Classroom management and behaviour management – the difference

16th January 2012  |  by Greg

What is classroom management?

I read an excellent blog post this week by primary teacher Kevin McLaughlin. (@kvnmcl) He is trialling a new way to manage his classroom and describes it in great detail. He talks about learning zones and personal journeys for his students and he has even included a map of the arrangement of his tables.

This is classroom management defined. It’s the art of deciding in advance the best way for people and resources to be organised, and the flow of activities and learning that involve them. At its highest level, it also includes planning time for pupils to organise themselves, their own resources, their own activities and, therefore, their own learning.

Interestingly, Kevin doesn’t even mention behaviour. Does that mean that he never manages it?

Kevin is as close to a classroom management ninja as I’ve ever seen but the question is, how did he get there?

Some guesses:

1. Amazing classroom management skills – which are the product of the fact that he has very clear vision of the way he wants his classroom to look.

2. Great relationships – which are a product, to a large extent, of #1.

3. He’s got lots of experience.

4. He’s tried lots of stuff and, through private and public reflection, has decided what works best.

What is behaviour management?

Behaviour management is a bit different. For me,  it’s the art of deciding in advance the best way for people to build great relationships. It’s about effective and fair ways to encourage everyone to make positive choices and some structure of consequence and support for when they don’t.

At this point, it’s probably a good idea to mention that I don’t think we should call this behaviour management at all, but relationship management. These are the key elements of good relationship management:

1. A clear vision.

2. Consistency.

3. Fairness.

4. Great relationships, which come from consistency and fairness combined with great teaching.

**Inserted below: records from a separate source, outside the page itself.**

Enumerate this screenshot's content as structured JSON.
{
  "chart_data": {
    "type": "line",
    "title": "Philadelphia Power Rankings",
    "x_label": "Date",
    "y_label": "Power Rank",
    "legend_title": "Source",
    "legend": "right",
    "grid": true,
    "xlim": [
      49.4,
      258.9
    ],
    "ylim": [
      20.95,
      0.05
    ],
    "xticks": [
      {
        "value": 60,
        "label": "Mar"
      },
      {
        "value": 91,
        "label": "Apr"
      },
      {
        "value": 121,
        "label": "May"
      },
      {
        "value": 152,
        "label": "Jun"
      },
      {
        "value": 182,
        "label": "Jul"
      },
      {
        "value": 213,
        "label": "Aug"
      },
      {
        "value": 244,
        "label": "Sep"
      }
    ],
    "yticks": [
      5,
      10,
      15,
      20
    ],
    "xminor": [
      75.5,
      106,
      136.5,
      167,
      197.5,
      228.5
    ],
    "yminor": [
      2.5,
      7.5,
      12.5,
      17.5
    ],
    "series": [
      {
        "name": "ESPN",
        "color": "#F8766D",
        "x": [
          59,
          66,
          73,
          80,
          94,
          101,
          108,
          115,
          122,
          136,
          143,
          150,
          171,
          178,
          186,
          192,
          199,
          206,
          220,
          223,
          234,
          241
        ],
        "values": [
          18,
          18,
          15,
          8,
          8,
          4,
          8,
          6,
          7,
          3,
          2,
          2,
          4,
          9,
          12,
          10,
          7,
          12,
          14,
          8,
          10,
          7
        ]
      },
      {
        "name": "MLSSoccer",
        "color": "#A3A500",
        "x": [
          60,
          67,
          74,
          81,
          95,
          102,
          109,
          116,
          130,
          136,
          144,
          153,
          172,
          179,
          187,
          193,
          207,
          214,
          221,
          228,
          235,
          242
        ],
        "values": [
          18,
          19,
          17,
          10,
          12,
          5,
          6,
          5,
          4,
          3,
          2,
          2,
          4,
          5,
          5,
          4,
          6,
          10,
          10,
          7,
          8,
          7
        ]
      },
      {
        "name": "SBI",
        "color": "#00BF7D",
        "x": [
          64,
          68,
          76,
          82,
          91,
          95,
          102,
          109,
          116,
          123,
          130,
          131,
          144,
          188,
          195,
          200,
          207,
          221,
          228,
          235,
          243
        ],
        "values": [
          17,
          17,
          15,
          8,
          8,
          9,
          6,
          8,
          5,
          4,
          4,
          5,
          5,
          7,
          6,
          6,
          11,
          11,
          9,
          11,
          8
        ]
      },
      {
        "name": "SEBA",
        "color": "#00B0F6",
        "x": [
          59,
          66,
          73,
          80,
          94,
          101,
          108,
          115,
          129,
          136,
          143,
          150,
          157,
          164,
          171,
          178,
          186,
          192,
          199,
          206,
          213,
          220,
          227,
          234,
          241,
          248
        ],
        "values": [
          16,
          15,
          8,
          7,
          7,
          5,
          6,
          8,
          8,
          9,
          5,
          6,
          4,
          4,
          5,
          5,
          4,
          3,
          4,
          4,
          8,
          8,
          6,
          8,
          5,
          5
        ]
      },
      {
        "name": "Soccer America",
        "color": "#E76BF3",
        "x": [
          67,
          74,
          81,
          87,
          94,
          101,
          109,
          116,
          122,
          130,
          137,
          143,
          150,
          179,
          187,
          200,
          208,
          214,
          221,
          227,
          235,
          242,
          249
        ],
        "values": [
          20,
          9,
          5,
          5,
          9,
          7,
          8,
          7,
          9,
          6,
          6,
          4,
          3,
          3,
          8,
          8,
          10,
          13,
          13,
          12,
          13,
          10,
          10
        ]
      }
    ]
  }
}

5. Great classroom management.

When behaviour is good, it often just looks like the teacher isn’t doing anything in order to achieve it. Sometimes we assume it’s simply a good class.

So these are the differences. What about the similarities?

Classroom management and behaviour management both demand a clear vision

You need to decide how you want it to look. Having the vision is essential – people don’t just find themselves at the top of Mount Everest or with a brand new kitchen.

So how do you get your vision?

When I replaced my kitchen recently, I needed a vision. So, I looked in all the magazines and went to the showrooms and I chatted with designers in posh shops and then went to Ikea with my mostly-stolen, mashed up vision of a new kitchen. I recommend you do this for managing your classroom. Ask your colleagues, follow some blogs and steal some ideas. With a stronger vision for behaviour and for your classroom, you’ll be doing more than just “managing” in no time.